Discussion:
Would lua support varaible name with non-ascii characters?
奥斯陆君王
2018-10-15 15:55:52 UTC
Permalink
Luajit does support this feature.
and for utf-8,all we need is just changing the follow in llex.c(line 558-571
)

if (lislalpha(ls->current)) { /* identifier or reserved word? */
TString *ts;
do {
save_and_next(ls);
} while (lislalnum(ls->current));
ts = luaX_newstring(ls, luaZ_buffer(ls->buff),
luaZ_bufflen(ls->buff));
seminfo->ts = ts;
if (isreserved(ts)) /* reserved word? */
return ts->extra - 1 + FIRST_RESERVED;
else {
return TK_NAME;
}
}

to

if (lislalpha(ls->current)|| ls->current &0x80) { /* identifier or
reserved word? */
TString *ts;
do {
save_and_next(ls);
} while (lislalnum(ls->current)|| ls->current & 0x80);
ts = luaX_newstring(ls, luaZ_buffer(ls->buff),
luaZ_bufflen(ls->buff));
seminfo->ts = ts;
if (isreserved(ts)) /* reserved word? */
return ts->extra - 1 + FIRST_RESERVED;
else {
return TK_NAME;
}
}

It's very easy.Will lua 5.4 support it?
Luiz Henrique de Figueiredo
2018-10-15 16:29:58 UTC
Permalink
and for utf-8,all we need is just changing the follow in llex.c(line 558-571)
Or change lctype.c. See http://lua-users.org/lists/lua-l/2009-10/msg00104.html
It's very easy.Will lua 5.4 support it?
Probably not. See the thread above.
Dirk Laurie
2018-10-17 06:19:23 UTC
Permalink
Op Ma., 15 Okt. 2018 om 18:30 het Luiz Henrique de Figueiredo
Post by Luiz Henrique de Figueiredo
and for utf-8,all we need is just changing the follow in llex.c(line 558-571)
Or change lctype.c. See http://lua-users.org/lists/lua-l/2009-10/msg00104.html
It's very easy.Will lua 5.4 support it?
Probably not. See the thread above.
In a later post,
http://lua-users.org/lists/lua-l/2011-05/msg00543.html, Luiz spelt it
Post by Luiz Henrique de Figueiredo
Note that you can also provide your own lctype.c without patching
the one in the Lua core. The linker will use yours instead.
We also had some fun last year in this thread:

http://lua-users.org/lists/lua-l/2017-04/msg00395.html
Lorenzo Donati
2018-10-16 12:57:50 UTC
Permalink
On 15/10/2018 17:55, 奥斯陆君王 wrote:

[...]
Post by 奥斯陆君王
It's very easy.Will lua 5.4 support it?
I hope it never will!

Sorry, it is not about any cultural prejudice (I know many people,
especially Asian people, could feel discriminated by such a stance, but
it is not my intention).

It is just a matter of convenience and "safety". It is not worth opening
such a big can of worms, IMO.

I started programming learning by trial and error what it means using
"0" and "O" and "o" as characters in identifiers carelessly. The same
goes for "l" and "1".

That is, any subset of characters that have likely similar glyphs in
some font are going to cause grief in some cases without proper
programming practices.

Allow the whole UNICODE mess into identifiers and the chances for
mistaking a symbol for another skyrockets exponentially! I'm not an
UNICODE guru but I bet my bottom dollar that there are more than a dozen
symbols that, in some font, look like an uppercase latin "O" (that is a
symbol looking like more or less like a circle). The same goes for other
simple-looking symbols like an uppercase "I" (a vertical "stick" of some
sort).

Now, imagine an identifier like B10010100, where each individual
"character" is in fact a different "version" of a "0" or a "1". Nightmare!
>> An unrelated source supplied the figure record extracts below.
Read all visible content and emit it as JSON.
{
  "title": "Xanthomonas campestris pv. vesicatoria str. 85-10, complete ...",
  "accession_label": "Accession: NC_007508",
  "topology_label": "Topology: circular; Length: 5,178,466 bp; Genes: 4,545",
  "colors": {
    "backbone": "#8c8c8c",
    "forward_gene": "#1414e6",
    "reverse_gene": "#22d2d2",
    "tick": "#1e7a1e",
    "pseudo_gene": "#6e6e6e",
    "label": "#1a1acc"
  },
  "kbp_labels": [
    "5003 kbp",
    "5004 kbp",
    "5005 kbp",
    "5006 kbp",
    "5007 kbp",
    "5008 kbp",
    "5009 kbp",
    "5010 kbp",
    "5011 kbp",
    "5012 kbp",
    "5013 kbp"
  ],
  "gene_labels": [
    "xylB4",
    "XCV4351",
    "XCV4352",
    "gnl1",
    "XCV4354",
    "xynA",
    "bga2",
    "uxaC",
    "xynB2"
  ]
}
These problems are somewhat small annoyances to cope with when you are
dealing with ASCII, where the "problematic" chars are well known,
because every programmer more or less knows what's in *the whole ASCII
set*.

But what the frigging heck is in UNICODE?!? There are gazillions of code
points! There are even not-yet-defined code points!!! WHO knows UNICODE
in its entirety?

How can I be sure that whoever must use my code where I inserted a
"unicodishy" identifier is able to understand uniquely what kind of
"characters" make up the identifier?

Is this worth all the hassle? What advantages would this bring to the
programming effort? How much will it cost to track down bugs generated
by the possible mistake?

I doubt there are tangible *net* advantages in *standardizing* UNICODE,
even in its remarkable UTF-8 encoding, as an alphabet for programming.

UNICODE was meant for linguistics and typesetting, not for programming.

And anyway, as LHF pointed out, you can change lctype.c if you have
special needs (which I definitely won't argue against, that's for sure).


BTW, since this is not the first time this "I'd like unicode in my
names" thing comes up, I'd like to see some of the UNICODE gurus on this
list entering a contest of creating the most bedazzling set of
seemingly-identical identifiers using theirs "utf-8 powers". :-D

I think this will have great educational value for those thinking that
having *generally standardized* UNICODE identifiers is a good idea. ;-)


Cheers!

--Lorenzo
Viacheslav Usov
2018-10-16 13:18:35 UTC
Permalink
Post by Lorenzo Donati
Now, imagine an identifier like B10010100, where each individual
"character" is in fact a different "version" of a "0" or a "1". Nightmare!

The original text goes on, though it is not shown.